N’en déplaise à Quentin Tarantino, George Clooney peut se targuer d’une carrière d’envergure, ponctuée notamment par ses multiples collaborations avec Steven Soderbergh et les frères Cohen ainsi que par plusieurs fulgurances au cours des années deux-mille (The Descendants, Syriana). Et il ne faut pas reléguer au second plan son travail derrière la caméra, couronné par son impressionnant pamphlet, Good Night, and Good Luck. en 2006.

Alors que les États-Unis sont englués dans la guerre contre le terrorisme et la traque de Ben Laden suite aux attentats du 11 septembre 2001, et tandis que le Patriot Act autorise des méthodes d’investigation répréhensibles, George Clooney tire à boulets rouges sur les rouages d’une administration adepte d’une politique fondée sur l’oppression. Pour ce faire, il déploie la plus belle machine à remonter le temps, à savoir le cinéma et revient sur une période trouble de l’Amérique, dévorée par des démons qui ont toujours une emprise sur nos sociétés aujourd’hui.

Chasse aux sorcières

Pays de toutes les contradictions, étendard autoproclamé de la liberté dans le monde, les États-Unis ont connu depuis leur création, une politique paradoxale, entre respect des valeurs affichées et violation en règle des règlements en vigueur. Et les temps de crise ont accentué la perte des droits fondamentaux pour une partie de la population. Ainsi, bien avant l’avènement du maccarthysme, le gouvernement n’avait pas hésité à parquer les ressortissants d’origine japonaise pendant la Seconde Guerre mondiale.

La paranoïa aigüe s’était déjà emparée des esprits des dirigeants et elle perdurera pendant la Guerre froide, époque propice aux soupçons de toute sorte, surtout après le procès pour espionnage des époux Rosenberg. Par conséquent chacun doute de la loyauté de son voisin tandis que les dénonciations pullulent et les jugements hâtifs sans preuve condamnent des individus, sur la foi des accusations basées sur la peur, la rancœur ou tout simplement l’ignorance.

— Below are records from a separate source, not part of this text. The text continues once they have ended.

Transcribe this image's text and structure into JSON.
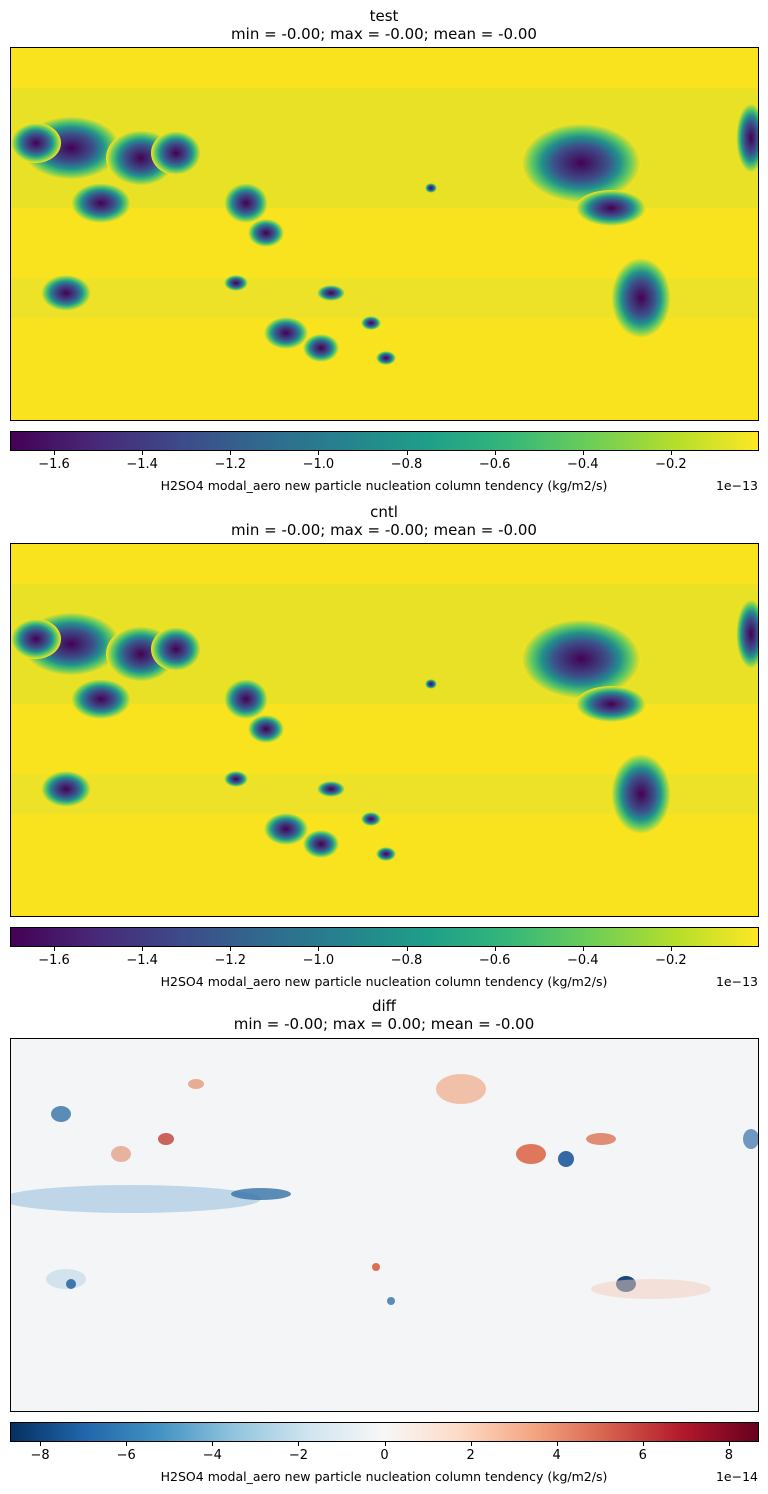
{
  "chart_data": [
    {
      "type": "heatmap",
      "title": "test",
      "subtitle": "min = -0.00; max = -0.00; mean = -0.00",
      "colormap": "viridis",
      "colorbar": {
        "label": "H2SO4 modal_aero new particle nucleation column tendency (kg/m2/s)",
        "exponent_label": "1e−13",
        "range": [
          -1.7,
          0.0
        ],
        "ticks": [
          -1.6,
          -1.4,
          -1.2,
          -1.0,
          -0.8,
          -0.6,
          -0.4,
          -0.2
        ],
        "tick_labels": [
          "−1.6",
          "−1.4",
          "−1.2",
          "−1.0",
          "−0.8",
          "−0.6",
          "−0.4",
          "−0.2"
        ]
      }
    },
    {
      "type": "heatmap",
      "title": "cntl",
      "subtitle": "min = -0.00; max = -0.00; mean = -0.00",
      "colormap": "viridis",
      "colorbar": {
        "label": "H2SO4 modal_aero new particle nucleation column tendency (kg/m2/s)",
        "exponent_label": "1e−13",
        "range": [
          -1.7,
          0.0
        ],
        "ticks": [
          -1.6,
          -1.4,
          -1.2,
          -1.0,
          -0.8,
          -0.6,
          -0.4,
          -0.2
        ],
        "tick_labels": [
          "−1.6",
          "−1.4",
          "−1.2",
          "−1.0",
          "−0.8",
          "−0.6",
          "−0.4",
          "−0.2"
        ]
      }
    },
    {
      "type": "heatmap",
      "title": "diff",
      "subtitle": "min = -0.00; max = 0.00; mean = -0.00",
      "colormap": "RdBu_r",
      "colorbar": {
        "label": "H2SO4 modal_aero new particle nucleation column tendency (kg/m2/s)",
        "exponent_label": "1e−14",
        "range": [
          -8.7,
          8.7
        ],
        "ticks": [
          -8,
          -6,
          -4,
          -2,
          0,
          2,
          4,
          6,
          8
        ],
        "tick_labels": [
          "−8",
          "−6",
          "−4",
          "−2",
          "0",
          "2",
          "4",
          "6",
          "8"
        ]
      }
    }
  ]
}
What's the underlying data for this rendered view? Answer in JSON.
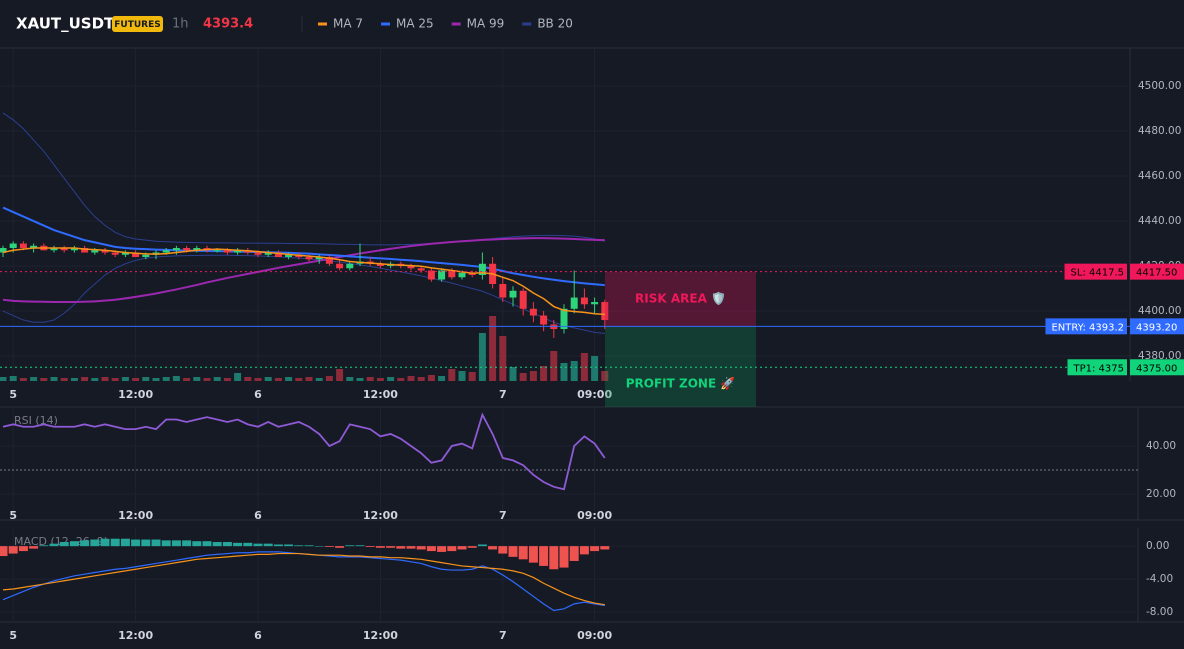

Et que dire de la présomption d’innocence, bafouée au grand dam de William Wellman (ah L’Étrange incident) ? George Clooney choisit de reconstituer ce contexte oppressant à travers le combat d’un journaliste encore probe, au sein d’une des plus grandes rédactions du pays. Il mène la bataille à coups de mots d’esprit bien placés dans une émission oscillant pourtant entre talk-shows par moments et authentique vecteur d’information réfléchi. D’ailleurs, il souligne ce contraste à l’occasion d’une entame de discours corrosif dont il a le secret. Il donne alors le ton à l’ensemble du long-métrage.

Panem et circenses

Ainsi, une partie de l’avenir de la nation va se jouer dans les bureaux d’une énorme chaine de télévision ou dans l’espace feutré d’un bar jazzy. Quel que soit le lieu, Murrow lance un cri d’alarme qui résonne encore aujourd’hui, telle une voix discordante visionnaire issue du passé pour avertir le chaland que le petit écran distrait, mais isole et abêtit. Il faut préciser qu’en sus du contexte évoqué par le metteur en scène (les années cinquante voient les programmes de divertissement abonder), que le long-métrage lui-même est sorti au moment où la télé-réalité est devenue la reine de l’audimat.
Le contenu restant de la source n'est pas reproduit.